For more info, or if you would like to run a Haiti House fund raiser, check out this link.  Today I finished attaching pins to cards to get them ready to send home with students who would like to sell.  I tried a few different arrangements, but this is what works for us.  Four pins on a half sheet of tag board with info on where the donations are going (we chose Yele Haiti and the American Red Cross) I also included the name of our school.  I printed out the info on copy paper and cut and pasted onto the tag board.
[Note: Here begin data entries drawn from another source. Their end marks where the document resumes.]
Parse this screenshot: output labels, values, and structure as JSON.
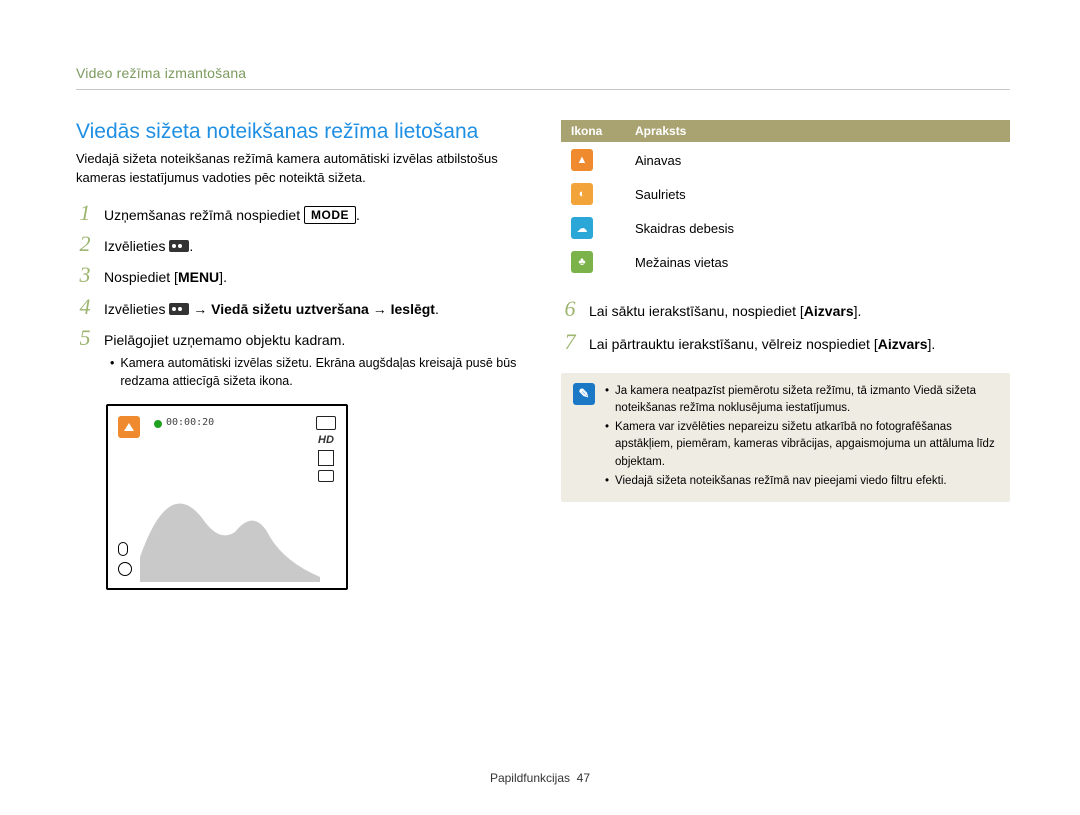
{
  "header": {
    "breadcrumb": "Video režīma izmantošana"
  },
  "title": "Viedās sižeta noteikšanas režīma lietošana",
  "intro": "Viedajā sižeta noteikšanas režīmā kamera automātiski izvēlas atbilstošus kameras iestatījumus vadoties pēc noteiktā sižeta.",
  "steps": {
    "s1_pre": "Uzņemšanas režīmā nospiediet ",
    "s1_btn": "MODE",
    "s1_post": ".",
    "s2": "Izvēlieties ",
    "s2_post": ".",
    "s3_pre": "Nospiediet ",
    "s3_btn": "MENU",
    "s3_post": ".",
    "s4_pre": "Izvēlieties ",
    "s4_bold": " → Viedā sižetu uztveršana → Ieslēgt",
    "s4_post": ".",
    "s5": "Pielāgojiet uzņemamo objektu kadram.",
    "s5_sub": "Kamera automātiski izvēlas sižetu. Ekrāna augšdaļas kreisajā pusē būs redzama attiecīgā sižeta ikona.",
    "s6_pre": "Lai sāktu ierakstīšanu, nospiediet [",
    "s6_bold": "Aizvars",
    "s6_post": "].",
    "s7_pre": "Lai pārtrauktu ierakstīšanu, vēlreiz nospiediet [",
    "s7_bold": "Aizvars",
    "s7_post": "]."
  },
  "screen": {
    "timecode": "00:00:20",
    "hd": "HD"
  },
  "table": {
    "h_icon": "Ikona",
    "h_desc": "Apraksts",
    "rows": [
      {
        "color": "#ef8b2e",
        "label": "Ainavas"
      },
      {
        "color": "#f2a33a",
        "label": "Saulriets"
      },
      {
        "color": "#2aa7d6",
        "label": "Skaidras debesis"
      },
      {
        "color": "#7bb24a",
        "label": "Mežainas vietas"
      }
    ]
  },
  "notes": [
    "Ja kamera neatpazīst piemērotu sižeta režīmu, tā izmanto Viedā sižeta noteikšanas režīma noklusējuma iestatījumus.",
    "Kamera var izvēlēties nepareizu sižetu atkarībā no fotografēšanas apstākļiem, piemēram, kameras vibrācijas, apgaismojuma un attāluma līdz objektam.",
    "Viedajā sižeta noteikšanas režīmā nav pieejami viedo filtru efekti."
  ],
  "footer": {
    "section": "Papildfunkcijas",
    "page": "47"
  }
}
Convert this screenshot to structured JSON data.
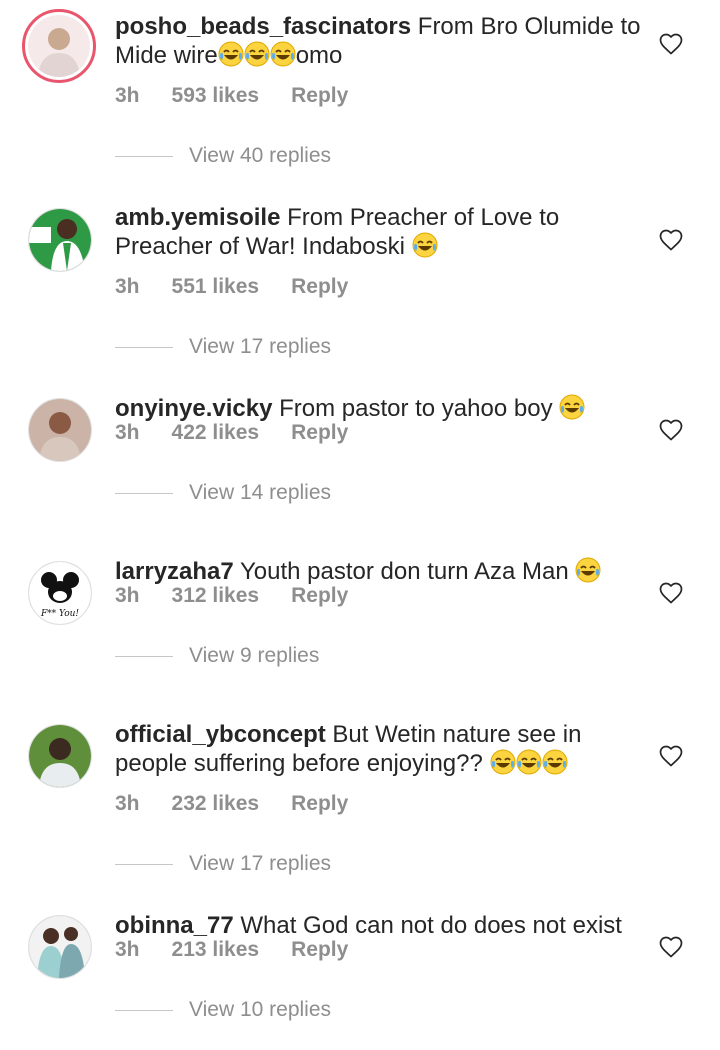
{
  "comments": [
    {
      "username": "posho_beads_fascinators",
      "text": "From Bro Olumide to Mide wire",
      "emojis_mid": 3,
      "text_after": "omo",
      "emojis_end": 0,
      "time": "3h",
      "likes": "593 likes",
      "reply": "Reply",
      "view_replies": "View 40 replies",
      "avatar_icon": "person-photo-icon",
      "has_story": true,
      "avatar_colors": [
        "#f5e9ea",
        "#c9a98f",
        "#e2d4d2"
      ]
    },
    {
      "username": "amb.yemisoile",
      "text": "From Preacher of Love to Preacher of War! Indaboski",
      "emojis_mid": 0,
      "text_after": "",
      "emojis_end": 1,
      "time": "3h",
      "likes": "551 likes",
      "reply": "Reply",
      "view_replies": "View 17 replies",
      "avatar_icon": "campaign-poster-icon",
      "has_story": false,
      "avatar_colors": [
        "#2f9a45",
        "#ffffff",
        "#4a2e21"
      ]
    },
    {
      "username": "onyinye.vicky",
      "text": "From pastor to yahoo boy",
      "emojis_mid": 0,
      "text_after": "",
      "emojis_end": 1,
      "time": "3h",
      "likes": "422 likes",
      "reply": "Reply",
      "view_replies": "View 14 replies",
      "avatar_icon": "person-photo-icon",
      "has_story": false,
      "avatar_colors": [
        "#cbb4a7",
        "#8a5a44",
        "#d8c7bd"
      ]
    },
    {
      "username": "larryzaha7",
      "text": "Youth pastor don turn Aza Man",
      "emojis_mid": 0,
      "text_after": "",
      "emojis_end": 1,
      "time": "3h",
      "likes": "312 likes",
      "reply": "Reply",
      "view_replies": "View 9 replies",
      "avatar_icon": "cartoon-mouse-icon",
      "has_story": false,
      "avatar_colors": [
        "#ffffff",
        "#111111",
        "#ffffff"
      ]
    },
    {
      "username": "official_ybconcept",
      "text": "But Wetin nature see in people suffering before enjoying??",
      "emojis_mid": 0,
      "text_after": "",
      "emojis_end": 3,
      "time": "3h",
      "likes": "232 likes",
      "reply": "Reply",
      "view_replies": "View 17 replies",
      "avatar_icon": "person-photo-icon",
      "has_story": false,
      "avatar_colors": [
        "#5f8f3a",
        "#3b2a20",
        "#e8eef0"
      ]
    },
    {
      "username": "obinna_77",
      "text": "What God can not do does not exist",
      "emojis_mid": 0,
      "text_after": "",
      "emojis_end": 0,
      "time": "3h",
      "likes": "213 likes",
      "reply": "Reply",
      "view_replies": "View 10 replies",
      "avatar_icon": "couple-photo-icon",
      "has_story": false,
      "avatar_colors": [
        "#9ccfcf",
        "#4a3024",
        "#7da8b0"
      ]
    }
  ]
}
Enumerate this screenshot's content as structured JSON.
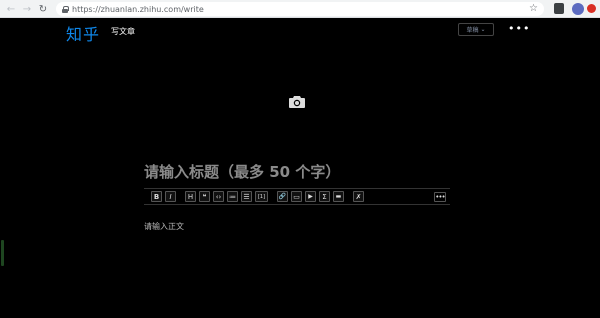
{
  "browser": {
    "url": "https://zhuanlan.zhihu.com/write",
    "back_icon": "arrow-left-icon",
    "forward_icon": "arrow-right-icon",
    "reload_icon": "reload-icon"
  },
  "header": {
    "logo": "知乎",
    "title": "写文章",
    "draft_dropdown": "草稿",
    "more_glyph": "•••"
  },
  "editor": {
    "title_placeholder": "请输入标题（最多 50 个字）",
    "body_placeholder": "请输入正文",
    "toolbar": [
      "B",
      "I",
      "H",
      "❝",
      "‹›",
      "≔",
      "☰",
      "[1]",
      "🔗",
      "▭",
      "▶",
      "Σ",
      "▬",
      "✗"
    ],
    "more_glyph": "•••"
  },
  "colors": {
    "brand": "#0f88eb",
    "background": "#000000"
  }
}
Into a large size zip lock back will go the card, and an envelope for money.  I think this will be manageable for buyers and sellers alike.  I attached the pins by punching holes with a pencil on a soft surface (in this case my living room rug).
This is what I learned by running the lesson:  if you don't want to haul your Haitian art collection into school, (I didn't) run an image search for Haitian art and choose a few examples that show colorful houses and tap-taps (buses).  The artwork really helped the kids get the Haitian vibe going in their artwork.  We spend some time noticing the use of color and pattern in Haitian art, and of course, noticing the little houses.

Have ready  finished sample pins for students to see--they are really motivated by the shiny finish.  I cut blanks for my students out of some donated mat board that I had on hand.  I showed my students how to use their scissors to trim the square blanks into a slight trapezoid shape.  We thought the slightly out of square shape gave the houses a more rustic look.
Permanent markers are clearly best for this project.  I found Sharpies on sale.  $9.99 for a set that included 8 fine point and 8 extra-fine point mini-markers.  I bought two sets and augmented the colors with a couple nice sets of Marvey Markers (because the colors are so nice and I had them on hand).  Definitely use permanent markers for fine lines and details, or the lines will run in later steps.  Seal your houses with Elemer's glue, but don't over brush if using water based markers.  Start with the lightest colors first. Make sure to color all edges (looks best in the end).  Don't forget the edges of doors and windows, too.  The project works best for grades three and up.  My youngest students are using larger sized blanks and making refrigerator magnets.

I couldn't find Enviro Tex around here and used a product called Triple Thick instead and it worked really well--I completed this step for the kids because we don't have a well-ventilated area at our school.
We've haven't even started selling yet and already people are buying pins.  If your looking for a fund raising project do try this!